The program had been successful and “most of the graduates have reintegrated into society,” Tuniaz said.

“More than 90 percent of the graduates have found satisfactory jobs and good incomes and have become positive members of society. They have also driven other people around them to get rich and work hard and live a better life,” he said.

The officials declined to say how many people had been through the camps, describing the number as “dynamic.”

But academics and activists monitoring the situation in Xinjiang say there have been no signs of mass liberations from the camp.

“I don’t see any evidence that large numbers are being released simultaneously,” said James Leibold, an expert on Xinjiang who teaches at La Trobe University in Australia. “If they were out, we would know.”

The camps have come in for sharp criticism from mostly Western countries, with more than 20 countries — including Australia, Britain, Canada, France, Germany and Japan — writing to the U.N.’s Human Rights Council to express concern “about credible reports of arbitrary detention” of Uighurs and other minorities in Xinjiang.


China this week said that 50 countries — including Saudi Arabia, Iran, Iraq and Pakistan — have written a joint letter commending Beijing for its counterterrorism and deradicalization efforts and on the economic and social progress in Xinjiang.

The Foreign Ministry declined to supply the letter or the list of the 50 countries to The Washington Post, even though it has been all over the state media this week, saying it was up to the Human Rights Council to release it.

The Chinese authorities now seem to be turning to a new phase in their operation of the camps and their repression of ethnic minorities in Xinjiang, experts say.

In a report published this month, German scholar Adrian Zenz wrote that growing numbers of detainees have been released from camps into forced labor.

“The state’s long-term stability maintenance strategy in Xinjiang is predicated upon a perverse and extremely intrusive combination of forced or at least involuntary training and labor,” he wrote, describing factory and other work as part of a supposed poverty-alleviation effort.

State newspapers and television channels have this week been full of reports about how happy and stable Xinjiang has become.

The Xinjiang Daily has constantly exhorted readers to “remain true to our original aspiration and keep our mission firmly in mind” — a phrase from the president about building a strong Communist Party.
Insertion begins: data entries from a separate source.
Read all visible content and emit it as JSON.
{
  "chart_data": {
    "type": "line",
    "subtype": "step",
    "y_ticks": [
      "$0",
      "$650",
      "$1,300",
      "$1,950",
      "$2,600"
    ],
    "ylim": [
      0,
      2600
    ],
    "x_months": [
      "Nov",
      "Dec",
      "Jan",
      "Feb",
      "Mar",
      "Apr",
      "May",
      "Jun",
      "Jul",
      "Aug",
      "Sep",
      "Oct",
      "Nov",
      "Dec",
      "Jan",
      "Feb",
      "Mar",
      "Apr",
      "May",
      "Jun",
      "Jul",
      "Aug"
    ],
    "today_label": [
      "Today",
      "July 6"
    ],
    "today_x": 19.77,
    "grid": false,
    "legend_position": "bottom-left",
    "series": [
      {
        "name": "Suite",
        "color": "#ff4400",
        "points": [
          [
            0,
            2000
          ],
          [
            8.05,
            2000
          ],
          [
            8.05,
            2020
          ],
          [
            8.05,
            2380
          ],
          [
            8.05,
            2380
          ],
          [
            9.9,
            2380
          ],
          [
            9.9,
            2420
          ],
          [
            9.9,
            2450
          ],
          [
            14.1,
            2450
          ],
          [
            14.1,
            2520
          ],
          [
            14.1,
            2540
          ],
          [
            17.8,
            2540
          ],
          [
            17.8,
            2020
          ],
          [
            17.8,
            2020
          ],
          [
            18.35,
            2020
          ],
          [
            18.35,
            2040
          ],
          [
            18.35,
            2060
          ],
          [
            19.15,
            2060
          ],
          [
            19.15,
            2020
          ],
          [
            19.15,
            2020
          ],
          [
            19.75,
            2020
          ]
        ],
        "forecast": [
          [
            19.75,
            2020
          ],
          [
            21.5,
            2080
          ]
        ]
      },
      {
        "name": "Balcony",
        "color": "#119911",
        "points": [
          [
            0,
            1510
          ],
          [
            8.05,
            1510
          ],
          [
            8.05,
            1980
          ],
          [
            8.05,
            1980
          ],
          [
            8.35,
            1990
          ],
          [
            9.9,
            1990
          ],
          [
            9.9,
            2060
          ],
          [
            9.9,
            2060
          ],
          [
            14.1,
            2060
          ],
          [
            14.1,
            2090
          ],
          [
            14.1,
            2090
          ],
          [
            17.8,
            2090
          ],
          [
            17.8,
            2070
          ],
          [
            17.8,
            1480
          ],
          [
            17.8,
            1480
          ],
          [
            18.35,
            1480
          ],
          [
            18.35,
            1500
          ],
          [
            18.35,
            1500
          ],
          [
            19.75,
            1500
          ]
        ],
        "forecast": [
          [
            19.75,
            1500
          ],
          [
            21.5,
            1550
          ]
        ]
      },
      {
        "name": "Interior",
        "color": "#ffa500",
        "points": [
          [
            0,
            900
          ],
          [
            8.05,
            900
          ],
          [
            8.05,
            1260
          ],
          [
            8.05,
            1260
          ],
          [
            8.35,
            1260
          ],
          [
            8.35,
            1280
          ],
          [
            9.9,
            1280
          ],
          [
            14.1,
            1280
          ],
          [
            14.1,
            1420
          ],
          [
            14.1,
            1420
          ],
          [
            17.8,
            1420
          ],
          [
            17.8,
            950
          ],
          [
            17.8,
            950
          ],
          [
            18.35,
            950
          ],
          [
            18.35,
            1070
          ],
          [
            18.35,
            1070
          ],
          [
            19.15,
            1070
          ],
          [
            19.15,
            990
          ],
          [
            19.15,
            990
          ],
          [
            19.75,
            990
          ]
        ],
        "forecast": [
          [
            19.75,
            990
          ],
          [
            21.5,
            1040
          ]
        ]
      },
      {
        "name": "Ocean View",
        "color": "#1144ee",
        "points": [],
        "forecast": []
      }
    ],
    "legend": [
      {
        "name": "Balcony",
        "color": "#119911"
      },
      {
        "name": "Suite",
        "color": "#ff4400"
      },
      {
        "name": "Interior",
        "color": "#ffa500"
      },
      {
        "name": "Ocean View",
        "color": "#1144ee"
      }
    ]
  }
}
Almost every day, government officials and party cadres in Xinjiang are studying the Xi Jinping Thought doctrine and organizing self-reflection sessions, asking themselves: “Did we do things right?” the paper reported this week.

Separately, in a white paper entitled “Historical Matters Concerning Xinjiang” released earlier this month, the State Council said that the area had “ long been an inseparable part of Chinese territory.” It also said that the area had “never been the so-called ‘East Turkestan’” — referring to the name that many Uighur activists use for the area — and that Uighurs were not a Turkic group. Academics called this historical revisionism.